Bisherige Verfahren zeigen potenzielle Rechtsstreitigkeiten in verschiedenen Bereichen. Sie können für Unternehmen große Haftungsrisiken darstellen.
- Climate Change Litigation: Durch Klimaklagen sollen Unternehmen zu klimapositivem Verhalten oder zur Zahlung von Schadensersatz bzw. zur Zahlung von Kosten für die Beseitigung von Beeinträchtigungen aufgrund des Klimawandels verpflichtet werden. In Deutschland und anderen EU-Mitgliedstaaten sind aktuell mehrere Verfahren dieser Art rechtshängig. An höchstrichterlicher Rechtsprechung fehlt es bisher jedoch. Aus diesem Grund gilt es, sorgfältig zu prüfen, ob und in welchem Umfang eine Verantwortlichkeit besteht. Von den deutschen obersten Gerichten noch nicht entschieden ist unter anderem die Frage, ob Unternehmen nur für unternehmenseigenes Verhalten oder aber auch für Emissionen aus der Nutzung der hergestellten Produkte durch Verbraucher und Emissionen aus der Lieferkette haften.

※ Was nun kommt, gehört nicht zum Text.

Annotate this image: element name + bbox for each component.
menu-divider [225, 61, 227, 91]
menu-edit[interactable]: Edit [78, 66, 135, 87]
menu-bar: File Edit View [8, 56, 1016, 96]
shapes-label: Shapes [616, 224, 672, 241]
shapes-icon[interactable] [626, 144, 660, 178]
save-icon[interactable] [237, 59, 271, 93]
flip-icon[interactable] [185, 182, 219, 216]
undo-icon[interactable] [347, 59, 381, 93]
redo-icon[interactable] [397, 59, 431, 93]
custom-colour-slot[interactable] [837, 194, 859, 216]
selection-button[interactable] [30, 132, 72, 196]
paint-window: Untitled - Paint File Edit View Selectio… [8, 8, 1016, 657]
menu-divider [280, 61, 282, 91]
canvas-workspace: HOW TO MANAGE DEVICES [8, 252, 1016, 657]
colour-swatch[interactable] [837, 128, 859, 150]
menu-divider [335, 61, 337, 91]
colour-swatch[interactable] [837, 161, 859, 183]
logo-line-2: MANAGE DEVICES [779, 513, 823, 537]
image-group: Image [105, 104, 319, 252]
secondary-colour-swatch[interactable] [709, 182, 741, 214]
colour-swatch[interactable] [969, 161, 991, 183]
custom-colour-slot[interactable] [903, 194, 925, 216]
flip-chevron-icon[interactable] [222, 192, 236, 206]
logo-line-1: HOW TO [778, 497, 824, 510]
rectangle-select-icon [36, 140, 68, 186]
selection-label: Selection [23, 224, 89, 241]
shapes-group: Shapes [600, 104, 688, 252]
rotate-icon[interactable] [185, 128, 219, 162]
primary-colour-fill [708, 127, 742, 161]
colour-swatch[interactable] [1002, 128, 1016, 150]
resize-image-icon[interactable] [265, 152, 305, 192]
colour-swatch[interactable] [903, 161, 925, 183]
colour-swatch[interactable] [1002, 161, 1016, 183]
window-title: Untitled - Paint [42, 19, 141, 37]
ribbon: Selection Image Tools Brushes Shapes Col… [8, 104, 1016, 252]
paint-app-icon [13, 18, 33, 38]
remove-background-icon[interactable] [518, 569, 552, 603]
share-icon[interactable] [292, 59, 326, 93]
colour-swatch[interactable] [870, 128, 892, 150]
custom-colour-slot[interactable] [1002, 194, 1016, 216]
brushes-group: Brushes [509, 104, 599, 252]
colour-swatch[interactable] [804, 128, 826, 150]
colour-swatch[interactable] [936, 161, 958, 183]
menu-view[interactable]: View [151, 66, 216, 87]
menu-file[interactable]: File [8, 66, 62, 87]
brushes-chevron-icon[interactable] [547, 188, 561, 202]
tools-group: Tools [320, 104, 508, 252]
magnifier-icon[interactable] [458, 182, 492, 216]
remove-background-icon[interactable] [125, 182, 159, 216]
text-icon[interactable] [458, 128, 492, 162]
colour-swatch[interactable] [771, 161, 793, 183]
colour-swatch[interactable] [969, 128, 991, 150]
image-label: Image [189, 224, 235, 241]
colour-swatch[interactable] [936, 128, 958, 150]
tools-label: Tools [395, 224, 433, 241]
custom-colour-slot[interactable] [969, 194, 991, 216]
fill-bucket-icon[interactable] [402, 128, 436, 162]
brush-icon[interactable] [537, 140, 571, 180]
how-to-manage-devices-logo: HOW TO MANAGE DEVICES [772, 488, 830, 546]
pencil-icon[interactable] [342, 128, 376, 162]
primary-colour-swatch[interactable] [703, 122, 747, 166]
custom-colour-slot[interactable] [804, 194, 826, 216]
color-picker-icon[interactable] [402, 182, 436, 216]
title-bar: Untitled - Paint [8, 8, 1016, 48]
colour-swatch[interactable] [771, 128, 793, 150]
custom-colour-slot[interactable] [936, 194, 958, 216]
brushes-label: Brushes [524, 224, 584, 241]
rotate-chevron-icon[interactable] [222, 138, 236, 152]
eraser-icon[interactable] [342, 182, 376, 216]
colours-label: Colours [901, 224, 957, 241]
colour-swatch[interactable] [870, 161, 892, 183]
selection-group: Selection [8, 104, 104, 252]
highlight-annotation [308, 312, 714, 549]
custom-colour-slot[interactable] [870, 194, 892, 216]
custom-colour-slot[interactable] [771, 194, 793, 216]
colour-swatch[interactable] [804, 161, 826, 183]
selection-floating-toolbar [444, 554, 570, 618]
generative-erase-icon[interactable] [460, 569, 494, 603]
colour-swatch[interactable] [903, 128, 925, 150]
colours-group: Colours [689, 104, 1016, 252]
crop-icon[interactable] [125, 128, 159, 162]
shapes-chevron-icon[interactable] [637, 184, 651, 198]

- Greenwashing Litigation: Sofern Unternehmen ihre Produkte oder Prozesse öffentlichkeitswirksam als umweltschonend oder nachhaltig klassifizieren und bewerben, obwohl diese den beworbenen Standards nicht entsprechen, können Klageverfahren drohen. Klagen dieser Art können aufgrund der Taxonomie-VO vor allem Finanzdienstleister, letztlich aber auch jedes andere Unternehmen betreffen, wenn es sich bei der Werbung um eine irreführende geschäftliche Handlung nach dem UWG handelt.

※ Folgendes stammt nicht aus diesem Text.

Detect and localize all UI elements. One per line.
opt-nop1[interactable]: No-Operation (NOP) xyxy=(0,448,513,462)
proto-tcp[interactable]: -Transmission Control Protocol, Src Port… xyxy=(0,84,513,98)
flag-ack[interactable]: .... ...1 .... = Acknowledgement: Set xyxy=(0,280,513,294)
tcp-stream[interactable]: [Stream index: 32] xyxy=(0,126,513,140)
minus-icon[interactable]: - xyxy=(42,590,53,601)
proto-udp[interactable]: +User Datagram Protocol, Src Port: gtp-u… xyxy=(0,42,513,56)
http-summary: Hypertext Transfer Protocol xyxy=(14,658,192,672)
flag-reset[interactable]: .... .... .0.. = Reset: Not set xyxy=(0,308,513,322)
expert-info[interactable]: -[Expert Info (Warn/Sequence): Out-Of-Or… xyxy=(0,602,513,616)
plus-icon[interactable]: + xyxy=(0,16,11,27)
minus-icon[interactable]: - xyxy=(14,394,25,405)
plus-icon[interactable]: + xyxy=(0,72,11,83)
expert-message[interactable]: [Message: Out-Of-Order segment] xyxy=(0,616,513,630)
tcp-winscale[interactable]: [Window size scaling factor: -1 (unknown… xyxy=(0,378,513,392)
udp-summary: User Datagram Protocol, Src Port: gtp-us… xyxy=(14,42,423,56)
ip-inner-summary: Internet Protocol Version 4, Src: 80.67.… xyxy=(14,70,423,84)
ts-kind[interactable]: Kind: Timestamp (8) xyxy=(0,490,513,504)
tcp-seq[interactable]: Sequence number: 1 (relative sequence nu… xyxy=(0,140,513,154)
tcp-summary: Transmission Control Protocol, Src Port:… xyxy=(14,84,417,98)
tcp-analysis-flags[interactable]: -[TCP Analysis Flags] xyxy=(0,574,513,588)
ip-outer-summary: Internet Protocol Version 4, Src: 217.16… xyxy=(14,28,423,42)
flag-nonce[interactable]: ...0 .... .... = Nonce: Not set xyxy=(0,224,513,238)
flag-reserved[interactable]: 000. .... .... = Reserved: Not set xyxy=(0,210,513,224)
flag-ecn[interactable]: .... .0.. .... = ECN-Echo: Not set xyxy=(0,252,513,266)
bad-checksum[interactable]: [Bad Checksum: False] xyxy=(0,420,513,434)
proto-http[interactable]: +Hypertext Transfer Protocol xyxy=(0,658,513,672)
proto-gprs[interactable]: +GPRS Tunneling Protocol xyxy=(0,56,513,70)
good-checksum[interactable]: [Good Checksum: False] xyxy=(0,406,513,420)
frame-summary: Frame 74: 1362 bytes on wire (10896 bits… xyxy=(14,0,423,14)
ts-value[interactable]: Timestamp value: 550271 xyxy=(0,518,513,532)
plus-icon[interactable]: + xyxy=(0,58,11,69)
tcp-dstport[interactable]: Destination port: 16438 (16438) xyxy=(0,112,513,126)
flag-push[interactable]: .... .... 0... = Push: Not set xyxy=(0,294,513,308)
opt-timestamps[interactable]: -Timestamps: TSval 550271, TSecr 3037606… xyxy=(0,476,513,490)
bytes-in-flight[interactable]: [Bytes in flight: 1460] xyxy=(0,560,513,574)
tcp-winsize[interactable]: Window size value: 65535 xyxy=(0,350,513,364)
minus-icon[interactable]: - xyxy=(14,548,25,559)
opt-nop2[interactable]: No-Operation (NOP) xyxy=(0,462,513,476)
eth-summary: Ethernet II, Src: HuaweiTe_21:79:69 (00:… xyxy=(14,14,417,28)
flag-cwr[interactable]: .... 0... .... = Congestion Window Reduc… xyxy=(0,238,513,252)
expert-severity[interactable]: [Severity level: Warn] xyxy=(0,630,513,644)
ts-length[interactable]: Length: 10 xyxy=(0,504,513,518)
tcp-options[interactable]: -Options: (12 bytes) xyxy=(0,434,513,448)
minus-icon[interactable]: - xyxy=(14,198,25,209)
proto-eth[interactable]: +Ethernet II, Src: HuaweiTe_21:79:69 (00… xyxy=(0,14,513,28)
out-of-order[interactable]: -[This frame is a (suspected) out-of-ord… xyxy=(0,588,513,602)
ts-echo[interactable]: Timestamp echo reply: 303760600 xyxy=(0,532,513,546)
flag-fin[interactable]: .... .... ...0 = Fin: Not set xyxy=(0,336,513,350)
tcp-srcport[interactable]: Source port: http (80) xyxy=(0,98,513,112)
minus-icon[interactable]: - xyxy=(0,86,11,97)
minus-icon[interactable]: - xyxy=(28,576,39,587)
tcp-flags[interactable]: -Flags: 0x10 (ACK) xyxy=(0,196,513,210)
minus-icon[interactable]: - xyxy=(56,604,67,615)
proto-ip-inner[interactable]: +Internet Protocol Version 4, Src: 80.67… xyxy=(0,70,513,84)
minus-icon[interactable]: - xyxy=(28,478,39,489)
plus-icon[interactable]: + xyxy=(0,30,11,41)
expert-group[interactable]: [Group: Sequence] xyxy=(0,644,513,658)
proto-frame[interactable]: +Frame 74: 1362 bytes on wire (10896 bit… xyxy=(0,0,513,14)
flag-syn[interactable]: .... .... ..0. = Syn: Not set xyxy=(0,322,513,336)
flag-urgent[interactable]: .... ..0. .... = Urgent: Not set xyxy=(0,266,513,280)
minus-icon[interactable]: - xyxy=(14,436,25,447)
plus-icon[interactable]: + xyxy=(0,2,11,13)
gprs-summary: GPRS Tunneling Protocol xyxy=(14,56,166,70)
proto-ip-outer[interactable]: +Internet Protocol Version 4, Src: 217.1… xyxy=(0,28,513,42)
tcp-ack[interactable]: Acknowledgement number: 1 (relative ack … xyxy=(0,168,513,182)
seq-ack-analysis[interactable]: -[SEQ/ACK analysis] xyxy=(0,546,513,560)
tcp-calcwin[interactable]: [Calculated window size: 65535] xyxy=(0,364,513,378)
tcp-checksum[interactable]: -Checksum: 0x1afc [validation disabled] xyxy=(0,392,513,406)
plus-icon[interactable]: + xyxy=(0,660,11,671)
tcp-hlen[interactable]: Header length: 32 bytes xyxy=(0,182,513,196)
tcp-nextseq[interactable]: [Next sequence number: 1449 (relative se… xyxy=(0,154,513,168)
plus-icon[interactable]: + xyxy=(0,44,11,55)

- Shareholder Activism: Indem Aktivisten Anteilseigner von Unternehmen werden, können sie unter bestimmten Voraussetzungen gegen den Vorstand klagen, wenn von diesem keine ausreichende Maßnahmen für mehr Klimaschutz und mehr Nachhaltigkeit ergriffen werden. Auch wenn nach deutschem Recht grundsätzlich der Aufsichtsrat für die Geltendmachung von Ansprüchen gegen den Vorstand zuständig ist, kann von Aktionären eine derivate Haftungsklage im Namen der Gesellschaft erhoben werden.
- CSDDD-Litigation: Durch die EU-Richtlinie wurde eine zivilrechtliche Haftung der Unternehmen gegenüber Privatpersonen geschaffen, wenn die betroffenen europäischen Unternehmen für Missstände entlang ihrer Wertschöpfungskette verantwortlich sind. Die CSDDD legt den verpflichteten Unternehmen weitreichendere Sorgfaltspflichten in Bezug auf die Einhaltung menschenrechtlicher und umweltrechtlicher Vorgaben in ihren Lieferketten auf, als es das deutsche Lieferkettensorgfaltspflichtengesetz derzeit tut. Es greift insbesondere auch das im Pariser Abkommen festgelegte 1,5-Grad-Ziel auf. Abzuwarten bleibt, wie sich das Klageverhalten von Personen entwickelt, die nach den Regelungen der CSDDD geschädigt worden sind.
Was raten wir Unternehmen?
Die Zahl und Vielfalt von Klagen im Zusammenhang mit Nachhaltigkeit und dem Klimawandel haben in den letzten Jahren erheblich zugenommen. Waren Beklagte zunächst Staaten und deren Einrichtungen, ist schon länger der Trend dahingehend zu erkennen, dass private Akteure ihre Klagen gegen Unternehmen richten. Die Haftung von Unternehmen für den Klimawandel und andere ESG-bezogene Themenfeldern hat rechtliche, finanzielle und reputationsbezogenen Dimensionen für Unternehmen.
Die Kläger nutzen die mediale Aufmerksamkeit im Zusammenhang mit den Verfahren, um das Verhalten (nicht nur) der beklagten Unternehmen zu beeinflussen. Es gilt daher, frühzeitig zu handeln und Prozessanwälte nicht nur im Falle einer gerichtlichen Auseinandersetzung sondern schon in der Compliance-Beratung einzuschalten, um Prozessrisiken zu minimieren und sich auf bevorstehende Verfahren vorzubereiten. Der Kreis der potenziellen Kläger ist groß, da je nach Betroffenheit Private allein oder gemeinschaftlich mit Verbänden Klagen erheben können. Unternehmen sollten daher sorgfältig prüfen (lassen) wie eine Haftung vermieden werden kann.